Starting from:

$30

Assignment 2 — Huffman Coding

CMPUT 274 — Tangible Computing Version 1.1-20
Assignment 2 — Huffman Coding
Introduction
This assignment will require you to know something about:
1. The basics of binary representation and number systems.
2. How characters are represented on a computer in binary.
3. Simple binary trees and how to traverse a tree from root to leaf.
4. The Huffman compression algorithm.
5. Classes in Python.
6. The BitReader and BitWriter classes implemented in bitio.py
7. The Pickle module in Python.
For this assignment, you will be writing programs that compress and decompress files using Huffman
codes. The compressor will be a command-line utility that encodes any file into a compressed version
with a .huf extension. The decompressor will be a web server that will let you directly browse compressed files, decoding them on-the-fly as they are being sent to your web browser.
Important: You are only responsible for implementing code in util.py. The steps below are a broad
overview of what will be done for the project; however, all of the code in huffman.py and the other
files are provided.
Encoding a message using Huffman codes requires the following steps:
1. Read through the message and construct a frequency table counting how many times each symbol
(i.e. byte in our case) occurs in the input (huffman.make_freq_table does this).
2. Construct a Huffman tree (called tree) using the frequency table (huffman.make_tree does
this).
3. Write tree to the output file, so that the recipient of the message knows how to decode it (you
will write the code to do this in util.write_tree).
4. Read each byte from the uncompressed input file, encode it using tree, and write the code sequence of bits to the compressed output file. The function huffman.make_encoding_table
takes tree and produces a dictionary mapping bytes to bit sequences; constructing this dictionary
once before you start coding the message will make your task much easier,
Decoding a message produced in this way requires the following steps:
5. Read the description of tree from the compressed file, thus reconstructing the original Huffman
tree that was used to encode the message (you will write the code to do this in util.read_tree
using the pickle module in Python to deserialize the tree.).

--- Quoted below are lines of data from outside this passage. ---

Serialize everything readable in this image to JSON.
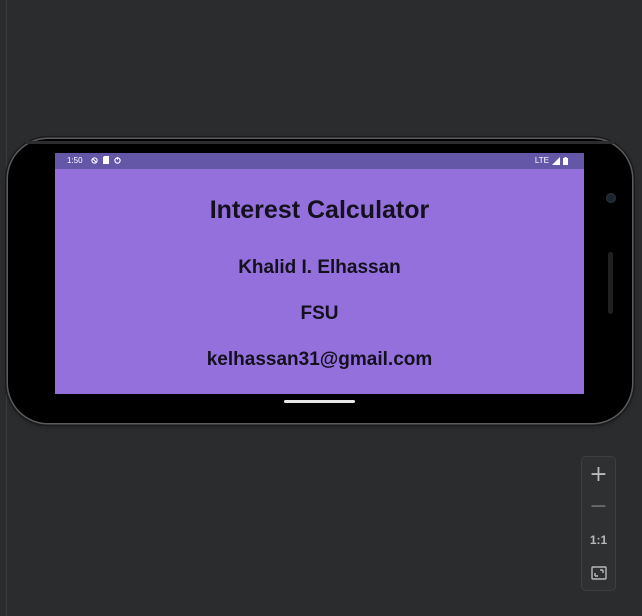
{
  "status_bar": {
    "time": "1:50",
    "network": "LTE",
    "left_icons": [
      "do-not-disturb-icon",
      "sim-card-icon",
      "sync-icon"
    ],
    "right_icons": [
      "signal-icon",
      "battery-icon"
    ]
  },
  "app": {
    "title": "Interest Calculator",
    "name": "Khalid I. Elhassan",
    "school": "FSU",
    "email": "kelhassan31@gmail.com",
    "background_color": "#9370db",
    "status_bar_color": "#6557a8"
  },
  "emulator_controls": {
    "zoom_in_label": "+",
    "zoom_out_label": "−",
    "reset_label": "1:1",
    "fit_icon": "fit-screen-icon"
  }
}
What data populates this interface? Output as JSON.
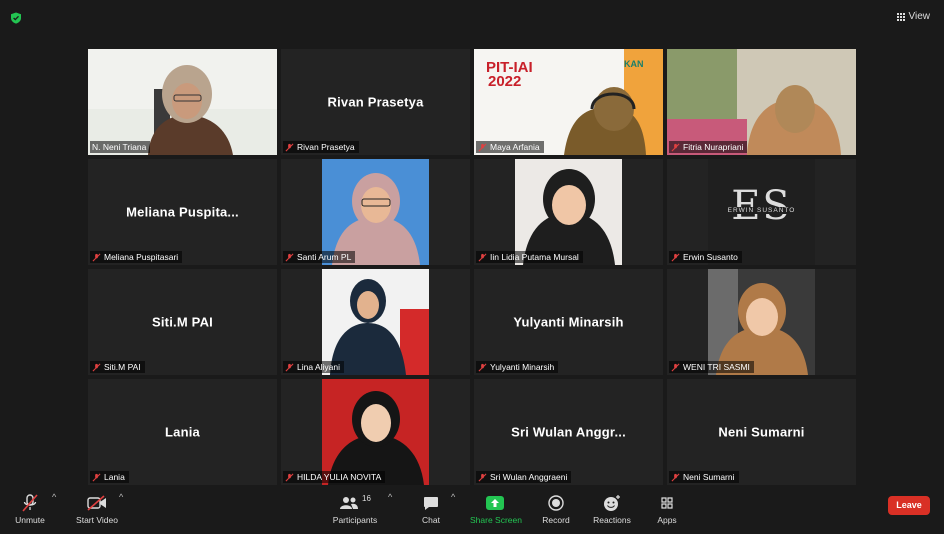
{
  "header": {
    "view_label": "View"
  },
  "tiles": [
    {
      "name": "N. Neni Triana",
      "display": "",
      "video": true
    },
    {
      "name": "Rivan Prasetya",
      "display": "Rivan Prasetya",
      "video": false
    },
    {
      "name": "Maya Arfania",
      "display": "",
      "video": true
    },
    {
      "name": "Fitria Nurapriani",
      "display": "",
      "video": true
    },
    {
      "name": "Meliana Puspitasari",
      "display": "Meliana Puspita...",
      "video": false
    },
    {
      "name": "Santi Arum PL",
      "display": "",
      "video": true
    },
    {
      "name": "Iin Lidia Putama Mursal",
      "display": "",
      "video": true
    },
    {
      "name": "Erwin Susanto",
      "display": "",
      "video": true
    },
    {
      "name": "Siti.M  PAI",
      "display": "Siti.M  PAI",
      "video": false
    },
    {
      "name": "Lina Aliyani",
      "display": "",
      "video": true
    },
    {
      "name": "Yulyanti Minarsih",
      "display": "Yulyanti Minarsih",
      "video": false
    },
    {
      "name": "WENI TRI SASMI",
      "display": "",
      "video": true
    },
    {
      "name": "Lania",
      "display": "Lania",
      "video": false
    },
    {
      "name": "HILDA YULIA NOVITA",
      "display": "",
      "video": true
    },
    {
      "name": "Sri Wulan Anggraeni",
      "display": "Sri Wulan Anggr...",
      "video": false
    },
    {
      "name": "Neni Sumarni",
      "display": "Neni Sumarni",
      "video": false
    }
  ],
  "slide": {
    "title": "PIT-IAI",
    "year": "2022",
    "brand": "KAN"
  },
  "logo_text": {
    "letters": "ES",
    "subtitle": "ERWIN SUSANTO"
  },
  "toolbar": {
    "unmute": "Unmute",
    "start_video": "Start Video",
    "participants": "Participants",
    "participants_count": "16",
    "chat": "Chat",
    "share_screen": "Share Screen",
    "record": "Record",
    "reactions": "Reactions",
    "apps": "Apps",
    "leave": "Leave"
  },
  "colors": {
    "share_green": "#23c552",
    "leave_red": "#d93025",
    "active_speaker": "#e2e06a"
  }
}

6. Repeatedly read coded bits from the file, decode them using tree (the util.decode_byte
function does this), and write the decoded byte to the uncompressed output.
1
You will implement the following functionality:
• The util.write_tree function to write Huffman trees into files using the pickle module
in Python to serialize the tree.
• The util.compress function to accomplish steps 3 and 4 above (using util.write_tree
for step 3).
• The util.decode_byte function that will return a single byte representing the next character
of the original text that is encoded in the BitReader corresponding to the compressed text.

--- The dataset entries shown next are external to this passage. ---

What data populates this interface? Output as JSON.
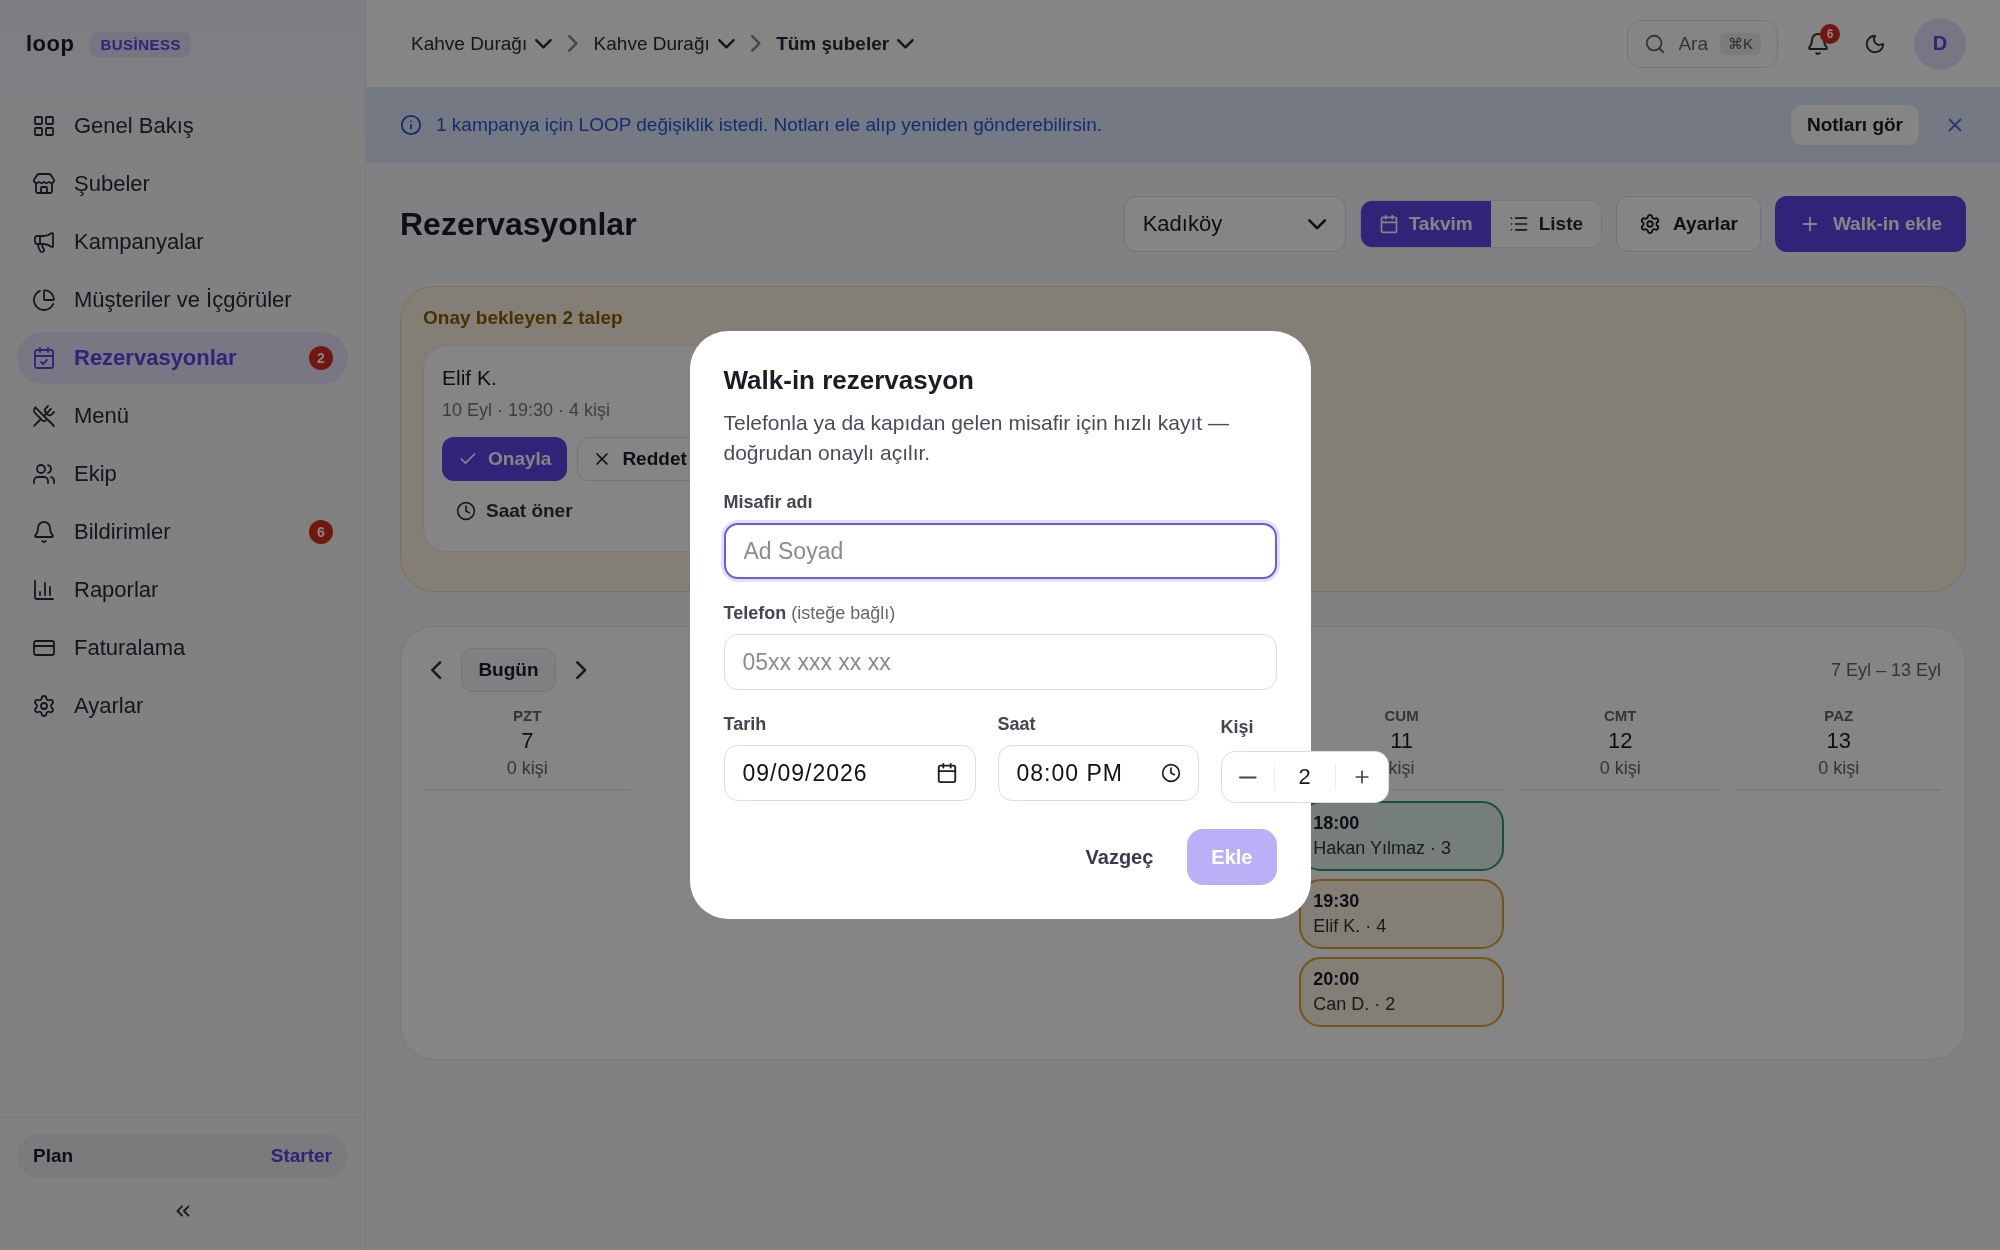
{
  "sidebar": {
    "logo": "loop",
    "badge": "BUSİNESS",
    "items": [
      {
        "label": "Genel Bakış",
        "selected": false
      },
      {
        "label": "Şubeler",
        "selected": false
      },
      {
        "label": "Kampanyalar",
        "selected": false
      },
      {
        "label": "Müşteriler ve İçgörüler",
        "selected": false
      },
      {
        "label": "Rezervasyonlar",
        "selected": true,
        "badge": "2"
      },
      {
        "label": "Menü",
        "selected": false
      },
      {
        "label": "Ekip",
        "selected": false
      },
      {
        "label": "Bildirimler",
        "selected": false,
        "badge": "6"
      },
      {
        "label": "Raporlar",
        "selected": false
      },
      {
        "label": "Faturalama",
        "selected": false
      },
      {
        "label": "Ayarlar",
        "selected": false
      }
    ],
    "plan": {
      "label": "Plan",
      "value": "Starter"
    }
  },
  "topbar": {
    "breadcrumbs": [
      {
        "label": "Kahve Durağı",
        "current": false
      },
      {
        "label": "Kahve Durağı",
        "current": false
      },
      {
        "label": "Tüm şubeler",
        "current": true
      }
    ],
    "search": {
      "placeholder": "Ara",
      "shortcut": "⌘K"
    },
    "notifications": "6",
    "avatar": "D"
  },
  "banner": {
    "text": "1 kampanya için LOOP değişiklik istedi. Notları ele alıp yeniden gönderebilirsin.",
    "action": "Notları gör"
  },
  "page": {
    "title": "Rezervasyonlar",
    "branch": "Kadıköy",
    "views": [
      {
        "label": "Takvim",
        "selected": true
      },
      {
        "label": "Liste",
        "selected": false
      }
    ],
    "settings": "Ayarlar",
    "add": "Walk-in ekle"
  },
  "pending": {
    "title": "Onay bekleyen 2 talep",
    "requests": [
      {
        "name": "Elif K.",
        "details": "10 Eyl · 19:30 · 4 kişi",
        "approve": "Onayla",
        "reject": "Reddet",
        "suggest": "Saat öner"
      }
    ]
  },
  "calendar": {
    "today": "Bugün",
    "range": "7 Eyl – 13 Eyl",
    "days": [
      {
        "weekday": "PZT",
        "date": "7",
        "count": "0 kişi"
      },
      {
        "weekday": "CUM",
        "date": "11",
        "count": "kişi",
        "events": [
          {
            "time": "18:00",
            "guest": "Hakan Yılmaz · 3",
            "kind": "confirmed"
          },
          {
            "time": "19:30",
            "guest": "Elif K. · 4",
            "kind": "pending"
          },
          {
            "time": "20:00",
            "guest": "Can D. · 2",
            "kind": "pending"
          }
        ]
      },
      {
        "weekday": "CMT",
        "date": "12",
        "count": "0 kişi"
      },
      {
        "weekday": "PAZ",
        "date": "13",
        "count": "0 kişi"
      }
    ]
  },
  "modal": {
    "title": "Walk-in rezervasyon",
    "description": "Telefonla ya da kapıdan gelen misafir için hızlı kayıt — doğrudan onaylı açılır.",
    "fields": [
      {
        "label": "Misafir adı",
        "placeholder": "Ad Soyad",
        "focused": true
      },
      {
        "label": "Telefon",
        "hint": "(isteğe bağlı)",
        "placeholder": "05xx xxx xx xx",
        "focused": false
      }
    ],
    "date": {
      "label": "Tarih",
      "value": "09/09/2026"
    },
    "time": {
      "label": "Saat",
      "value": "08:00 PM"
    },
    "guests": {
      "label": "Kişi",
      "value": "2"
    },
    "cancel": "Vazgeç",
    "submit": {
      "label": "Ekle",
      "disabled": true
    }
  }
}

• The util.read_tree function to read Huffman trees from files (step 5 above)
• The util.decompress function to accomplish steps 5 and 6 above (using util.read_tree
for step 5).
More details on each task are provided below. You will use the huffman.py module developed in
class to create Huffman trees and use them for encoding and decoding; this code is included with the
assignment. To perform bitwise input and output, the bitio.py module introduced in class is also
provided.
You will have to implement the functions described above in the util.py module. You should submit
only this module.
Representing Huffman Trees in Python
We represent trees as instances of the following classes in the huffman.py module:
• TreeLeaf: Leaves representing symbols (i.e. bytes, or numbers in the 0-255 range) as well as
the special “end-of-message” symbol, which occurs only once in each message, marking its end.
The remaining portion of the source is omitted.